Ainda existem outras referências nos nomes dos produtos, como por exemplo o suco – ou “juice“, cuja pronúncia rima com “jews” (judeus) – que é menosprezado pela maioria dos outros alimentos que estão no mesmo corredor, principalmente por um certo molho alemão que é claramente inspirado em Adolf Hitler. É bem delicado mexer com temas assim, mas no final do filme temos o molho sendo – literalmente, no sentido bíblico – comido por trás pelo suco, mostrando o que deveria ser o destino de todos os nazistas. E isso é só um detalhe, pois se pararmos para analisar todas as referências à História, Cultura e Religião que o filme faz, o texto teria que ser dividido em várias partes.

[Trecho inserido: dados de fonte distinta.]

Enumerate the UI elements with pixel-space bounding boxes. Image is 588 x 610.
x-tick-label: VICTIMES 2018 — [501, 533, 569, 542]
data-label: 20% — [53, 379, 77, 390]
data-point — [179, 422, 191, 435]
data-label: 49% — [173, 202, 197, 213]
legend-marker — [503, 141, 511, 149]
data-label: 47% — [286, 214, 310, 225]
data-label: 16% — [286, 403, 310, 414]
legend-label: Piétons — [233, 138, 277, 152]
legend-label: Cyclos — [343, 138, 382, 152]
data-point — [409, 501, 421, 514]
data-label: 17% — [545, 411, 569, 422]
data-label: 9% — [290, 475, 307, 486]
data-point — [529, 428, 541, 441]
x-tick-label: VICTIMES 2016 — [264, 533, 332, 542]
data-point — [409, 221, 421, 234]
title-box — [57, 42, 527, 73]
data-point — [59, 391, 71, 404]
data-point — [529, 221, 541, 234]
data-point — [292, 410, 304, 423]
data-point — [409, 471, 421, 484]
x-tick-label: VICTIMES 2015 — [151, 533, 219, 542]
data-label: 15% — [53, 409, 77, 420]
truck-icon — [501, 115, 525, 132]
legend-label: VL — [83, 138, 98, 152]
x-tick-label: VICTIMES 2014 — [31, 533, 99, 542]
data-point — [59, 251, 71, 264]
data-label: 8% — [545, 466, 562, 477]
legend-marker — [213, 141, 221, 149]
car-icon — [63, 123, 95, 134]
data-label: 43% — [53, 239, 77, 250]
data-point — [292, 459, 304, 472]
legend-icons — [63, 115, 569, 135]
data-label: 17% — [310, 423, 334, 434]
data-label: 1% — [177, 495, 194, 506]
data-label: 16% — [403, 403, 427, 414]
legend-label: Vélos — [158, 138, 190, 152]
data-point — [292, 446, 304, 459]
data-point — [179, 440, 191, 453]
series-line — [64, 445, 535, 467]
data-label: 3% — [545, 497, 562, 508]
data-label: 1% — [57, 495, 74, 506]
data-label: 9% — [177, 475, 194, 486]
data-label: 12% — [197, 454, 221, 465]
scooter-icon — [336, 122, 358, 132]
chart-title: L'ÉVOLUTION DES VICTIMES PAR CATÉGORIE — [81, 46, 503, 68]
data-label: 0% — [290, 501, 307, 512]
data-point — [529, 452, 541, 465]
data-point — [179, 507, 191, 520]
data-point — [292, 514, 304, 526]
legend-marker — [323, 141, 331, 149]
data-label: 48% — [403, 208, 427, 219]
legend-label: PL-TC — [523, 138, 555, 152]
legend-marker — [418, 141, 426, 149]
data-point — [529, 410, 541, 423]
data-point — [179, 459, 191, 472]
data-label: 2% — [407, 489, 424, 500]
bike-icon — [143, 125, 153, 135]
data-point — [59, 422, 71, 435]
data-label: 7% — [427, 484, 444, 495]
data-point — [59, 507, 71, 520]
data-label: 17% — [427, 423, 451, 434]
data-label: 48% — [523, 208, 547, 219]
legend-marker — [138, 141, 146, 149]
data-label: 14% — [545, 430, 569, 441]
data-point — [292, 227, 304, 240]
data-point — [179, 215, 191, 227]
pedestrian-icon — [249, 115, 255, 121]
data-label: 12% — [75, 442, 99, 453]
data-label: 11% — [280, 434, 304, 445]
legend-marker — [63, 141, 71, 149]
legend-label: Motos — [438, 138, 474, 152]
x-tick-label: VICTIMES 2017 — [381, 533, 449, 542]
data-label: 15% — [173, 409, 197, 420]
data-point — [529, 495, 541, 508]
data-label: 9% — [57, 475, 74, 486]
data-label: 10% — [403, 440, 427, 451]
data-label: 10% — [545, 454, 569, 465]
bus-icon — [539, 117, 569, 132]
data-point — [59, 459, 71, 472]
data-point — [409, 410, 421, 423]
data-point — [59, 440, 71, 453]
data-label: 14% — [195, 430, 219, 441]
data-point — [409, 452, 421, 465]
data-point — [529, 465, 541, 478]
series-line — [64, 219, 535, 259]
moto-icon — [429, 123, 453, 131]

Sausage party é, então, uma comédia feita para um público com gosto bem “refinado”, no pior sentido. Ainda assim, não se trata de algo “mais pesado do que qualquer filme erótico”, mas sim de uma forma bizarra – e extremamente hilária, para alguns – que os realizadores encontraram para passar uma mensagem ao espectador. Mesmo assim, se você é uma pessoa que se impressiona com facilidade ou fica ofendido com piadas iconoclastas, melhor não arriscar espumar de raiva.
CONSIDERAÇÕES FINAIS
Sendo assim, encerro esse texto dizendo que Festa da salsicha é uma comédia que eu adoro, não só pelos temas que já citei, como também pelos personagens, que são bem construídos e obedecendo ao requisito “overreacting” proposto pelo roteiro. A ducha que o diga! Um dos vilões mais bizarros, na minha opinião. Enfim, se quer assistir ao filme, está disponível no catálogo da Amazon Prime Video.